Figures 7, 8, 9 and 10 show variance-time log-log plots for the analyzed time series. In all cases the shape of the line approximating the data significantly differs from –1, resulting in values of the Hurst parameter ranging from 0.6 to 0.85, depending on a dataset. These estimates confirm previous findings on H for e-commerce traffic, which was estimated as 0.66 for the traffic with the average arrival rate of 0.65 requests/s in the study [7] and ranged from 0.73 to 0.8, depending on the H estimating test, for the peak e-commerce traffic in the study [8].

Fig. 7.
figure 7

Aggregate variance plot for SiteB (left) and SiteH (right).

Fig. 8.
figure 8

Aggregate variance plot for SiteE (left) and SiteA1 (right).

Fig. 9.
figure 9

Aggregate variance plot for SiteA2 (left) and SiteT1 (right).

Fig. 10.
figure 10

Aggregate variance plot for SiteT2.

We observed that higher traffic intensity levels on e-commerce sites correspond to higher values of the Hurst index. It is confirmed by a very high correlation between H and λ, equal to 0.94. This conclusion is also consistent with some previous findings for the non-e-commerce Web traffic [1, 6], stating that although self-similarity is not necessarily an invariant in all Web server workloads, it is evident in heavy workloads. However, in contrast, we identified the self-similarity in all the analyzed e-commerce server workloads, even for the websites subject to very low traffic levels.

4 Concluding Remarks

In our study we verified burstiness and self-similarity of Web traffic on seven different e-commerce sites. The resulting estimates of the burstiness parameters (including mean burstiness factors ranging from 0.11 to 0.32, depending on a site) confirm the very variable character of the workloads on all the analyzed e-commerce servers.
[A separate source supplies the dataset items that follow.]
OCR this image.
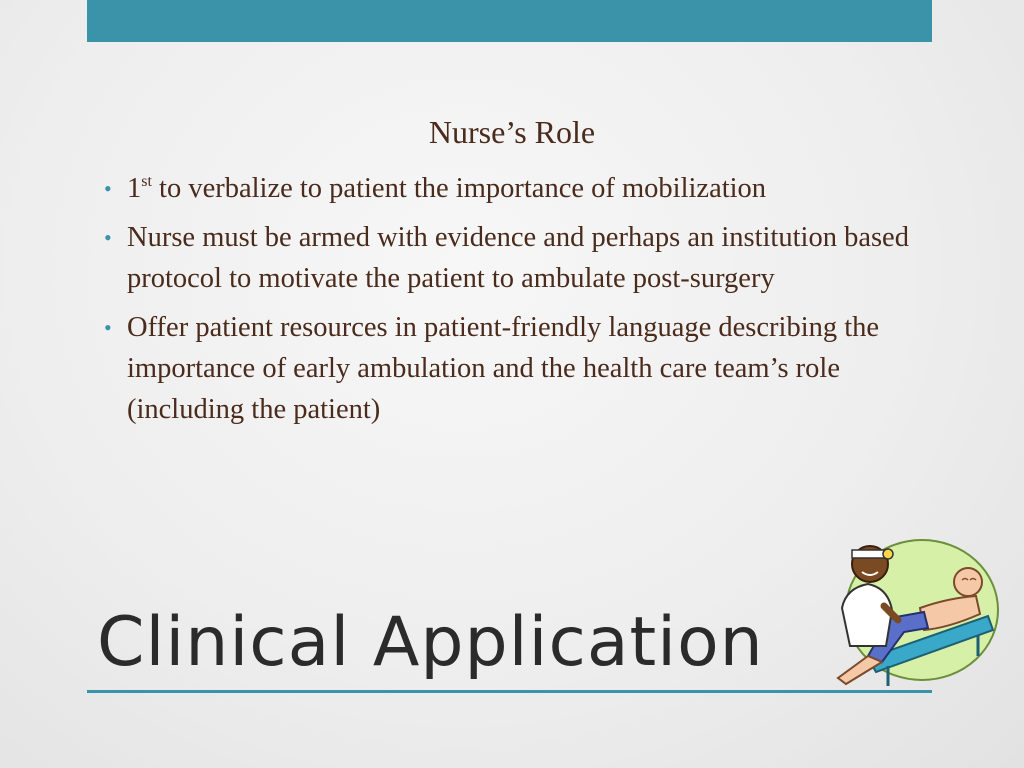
Nurse’s Role
• 1st to verbalize to patient the importance of mobilization
• Nurse must be armed with evidence and perhaps an institution based protocol to motivate the patient to ambulate post-surgery
• Offer patient resources in patient-friendly language describing the importance of early ambulation and the health care team’s role (including the patient)
Clinical Application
Moreover, in all cases the Hurst parameter exceeds 0.5 which proves the presence of self-similarity in the e-commerce traffic (H estimates range from 0.6 for low traffic level to 0.85 for heavy traffic). Our results are consistent with older reports on H index for e-commerce severs with moderate [7] and heavy [8] traffic levels, estimated as 0.66 and 0.73-0.8, respectively. Our study also confirms some previous conclusions that a degree of self-similarity of Web traffic is a bit higher on e-commerce sites than on other sites [9].
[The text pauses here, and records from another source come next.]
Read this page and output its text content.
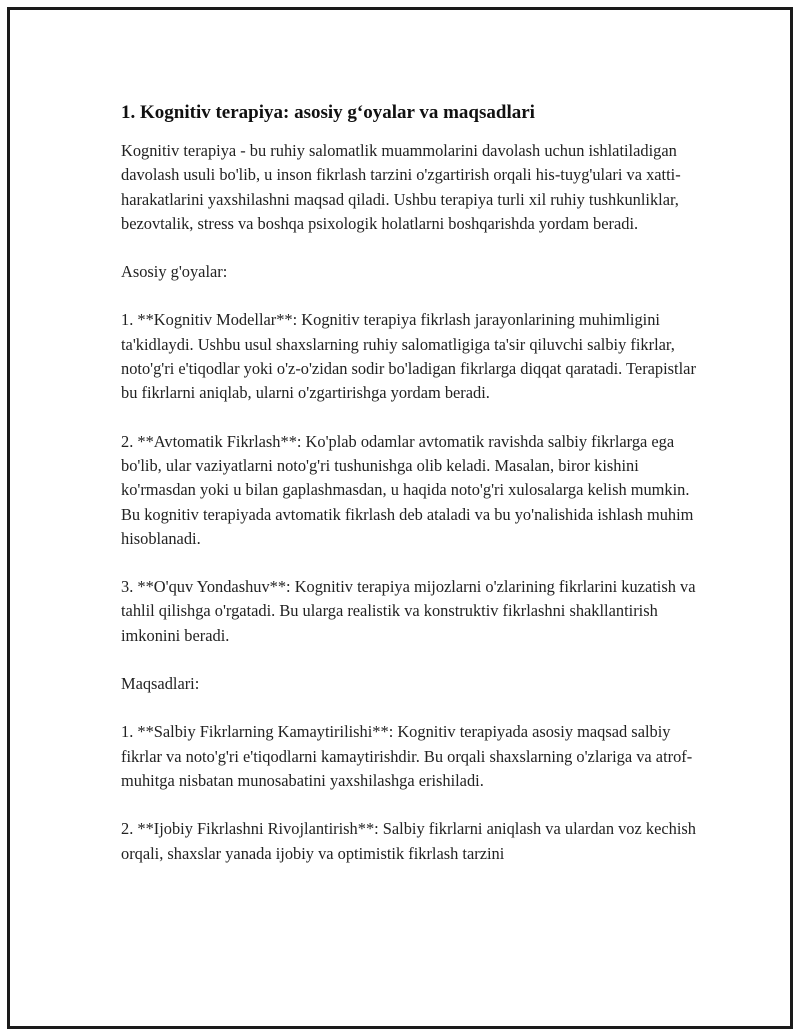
1. Kognitiv terapiya: asosiy g‘oyalar va maqsadlari

Kognitiv terapiya - bu ruhiy salomatlik muammolarini davolash uchun ishlatiladigan davolash usuli bo'lib, u inson fikrlash tarzini o'zgartirish orqali his-tuyg'ulari va xatti-harakatlarini yaxshilashni maqsad qiladi. Ushbu terapiya turli xil ruhiy tushkunliklar, bezovtalik, stress va boshqa psixologik holatlarni boshqarishda yordam beradi.

Asosiy g'oyalar:

1. **Kognitiv Modellar**: Kognitiv terapiya fikrlash jarayonlarining muhimligini ta'kidlaydi. Ushbu usul shaxslarning ruhiy salomatligiga ta'sir qiluvchi salbiy fikrlar, noto'g'ri e'tiqodlar yoki o'z-o'zidan sodir bo'ladigan fikrlarga diqqat qaratadi. Terapistlar bu fikrlarni aniqlab, ularni o'zgartirishga yordam beradi.

2. **Avtomatik Fikrlash**: Ko'plab odamlar avtomatik ravishda salbiy fikrlarga ega bo'lib, ular vaziyatlarni noto'g'ri tushunishga olib keladi. Masalan, biror kishini ko'rmasdan yoki u bilan gaplashmasdan, u haqida noto'g'ri xulosalarga kelish mumkin. Bu kognitiv terapiyada avtomatik fikrlash deb ataladi va bu yo'nalishida ishlash muhim hisoblanadi.

3. **O'quv Yondashuv**: Kognitiv terapiya mijozlarni o'zlarining fikrlarini kuzatish va tahlil qilishga o'rgatadi. Bu ularga realistik va konstruktiv fikrlashni shakllantirish imkonini beradi.

Maqsadlari:

1. **Salbiy Fikrlarning Kamaytirilishi**: Kognitiv terapiyada asosiy maqsad salbiy fikrlar va noto'g'ri e'tiqodlarni kamaytirishdir. Bu orqali shaxslarning o'zlariga va atrof-muhitga nisbatan munosabatini yaxshilashga erishiladi.

2. **Ijobiy Fikrlashni Rivojlantirish**: Salbiy fikrlarni aniqlash va ulardan voz kechish orqali, shaxslar yanada ijobiy va optimistik fikrlash tarzini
In contrast to some previous related work for non-e-commerce Web traffic, we identified the self-similarity property in all seven analyzed e-commerce datasets, even for the websites subject to low traffic levels. Furthermore, we discovered that the more requests arrive at an e-commerce server, the higher degree of self-similarity is revealed by the traffic – there is a very strong correlation of the Hurst parameter with the average request arrival rate, equal to 0.94.

Our study advances the state-of-the-art on properties of the Web traffic on e-commerce servers. The use of several datasets for online stores differing in the offered products, the website structure, and the site popularity allows us to generalize the results to multiple e-commerce scenarios. Our findings may be useful in developing representative models of e-commerce workloads for Web server performance evaluation.